# Explaining Distribution Shifts in Time using Random Forests and t-SNE on Fashion-MNIST

In this Python notebook, we use machine learning techniques to explain a distribution shift in a time series. Specifically, we aim to identify which data points are specific to the time before or after the distribution shift, as well as which data points are distributed independently of time.

To achieve this goal, we train a random forest (RF) model on the Fashion-MNIST dataset, which consists of images of fashion items. Fashion-MNIST is a classic dataset in machine learning that is often used as a benchmark for image classification and dimensionality reduciton tasks, as it presents a challenging high-dimensional classification problem with various classes to choose from. Its classes are not as easily separated as those of the classic MNIST digit dataset. The random forest model is a versatile and robust model that can handle a wide range of input data and is relatively insensitive to weak data assumptions making it a common choice in stream learning. The model is well-suited to handle the complex and high-dimensional input data, making it a good choice for this machine learning task.

To visualize the results, we use t-SNE to project the high-dimensional data onto a two-dimensional plot. The t-SNE algorithm is used to derive an embedding space from the information that is extracted during the random forest training using ideas from discriminative dimensionality reduction. The plot shows how clusters change before and after the distribution shift, providing insights to better understand the nature of the shift. By visualizing the embedding space, we can see which data points are specific to the time before or after the distribution shift and how the clusters change over time.
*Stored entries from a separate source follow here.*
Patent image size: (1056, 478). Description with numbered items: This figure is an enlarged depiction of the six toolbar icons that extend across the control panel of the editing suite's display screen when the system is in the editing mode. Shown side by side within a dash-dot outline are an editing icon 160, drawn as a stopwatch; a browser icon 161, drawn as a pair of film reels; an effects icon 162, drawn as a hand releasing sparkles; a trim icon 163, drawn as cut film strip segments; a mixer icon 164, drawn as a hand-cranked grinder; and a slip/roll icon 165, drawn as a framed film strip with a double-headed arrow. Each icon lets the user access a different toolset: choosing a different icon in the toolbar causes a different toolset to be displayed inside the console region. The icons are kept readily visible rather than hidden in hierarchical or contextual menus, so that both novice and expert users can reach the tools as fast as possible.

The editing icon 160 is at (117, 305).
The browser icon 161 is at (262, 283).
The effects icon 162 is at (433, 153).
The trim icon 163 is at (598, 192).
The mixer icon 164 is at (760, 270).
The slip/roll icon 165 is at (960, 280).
This information can be used to improve the performance of the random forest model and gain a better understanding of the data.
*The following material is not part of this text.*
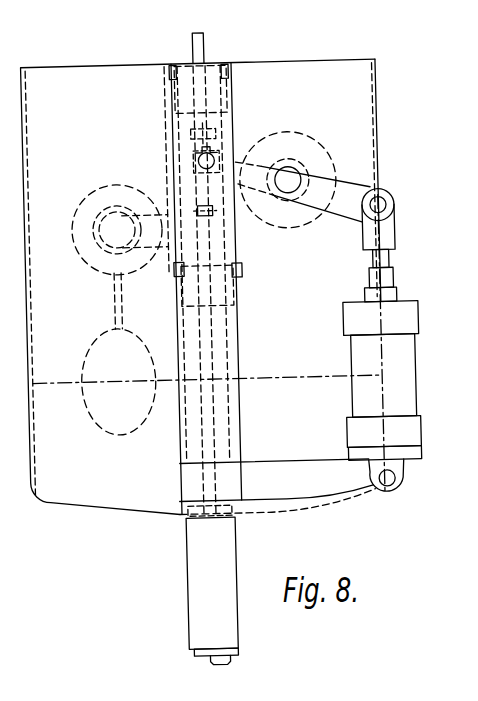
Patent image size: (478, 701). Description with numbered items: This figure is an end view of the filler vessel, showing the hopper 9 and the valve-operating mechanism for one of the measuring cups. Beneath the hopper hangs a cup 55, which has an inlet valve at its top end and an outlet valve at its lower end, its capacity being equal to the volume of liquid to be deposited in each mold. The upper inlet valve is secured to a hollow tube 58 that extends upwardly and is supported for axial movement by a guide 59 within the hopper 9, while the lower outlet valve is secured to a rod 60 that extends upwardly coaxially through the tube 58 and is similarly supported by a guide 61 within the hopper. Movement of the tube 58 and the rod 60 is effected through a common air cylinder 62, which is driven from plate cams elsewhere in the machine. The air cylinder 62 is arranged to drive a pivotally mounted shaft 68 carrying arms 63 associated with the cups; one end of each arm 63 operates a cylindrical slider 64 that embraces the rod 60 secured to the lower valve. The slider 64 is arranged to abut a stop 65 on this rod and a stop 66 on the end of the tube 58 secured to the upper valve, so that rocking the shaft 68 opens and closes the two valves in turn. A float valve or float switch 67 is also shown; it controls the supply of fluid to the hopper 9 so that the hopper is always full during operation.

Furthermore, we showcase the the observed change in the distribution using counterfactual explanation which are based on contrasting similar yet differently classified datapoints.

In [None]:
import numpy as np
import matplotlib.pyplot as plt
from sklearn.datasets import fetch_openml
from sklearn.model_selection import train_test_split
from sklearn.decomposition import PCA
from sklearn.manifold import TSNE
from scipy.sparse.linalg import eigs
from sklearn.ensemble import RandomForestRegressor, RandomForestClassifier, ExtraTreesRegressor, ExtraTreesClassifier
from sklearn.neural_network import MLPClassifier
from sklearn.neighbors import KNeighborsClassifier
from sklearn.cluster import MiniBatchKMeans

## Exploring the Fashion-MNIST Dataset: Mean Images, Similarity Matrix, and t-SNE Visualization

In this part, we explore the Fashion-MNIST dataset using mean images, similarity, and t-SNE. We first compute the mean image for each digit class and use it to compute the similarity between each pair of digit classes. We then visualize the similarity matrix using matplotlib. Finally, we use t-SNE to project the high-dimensional data onto a two-dimensional space, which allows us to visualize the dataset and gain insights into its structure.

In [None]:
print('Downloading the dataset...')
mnist = fetch_openml('Fashion-MNIST')#, parser='auto')
print('Download complete.')

labels = ['T-shirt/top', 'Trouser', 'Pullover', 'Dress', 'Coat','Sandal', 'Shirt', 'Sneaker', 'Bag', 'Ankle boot']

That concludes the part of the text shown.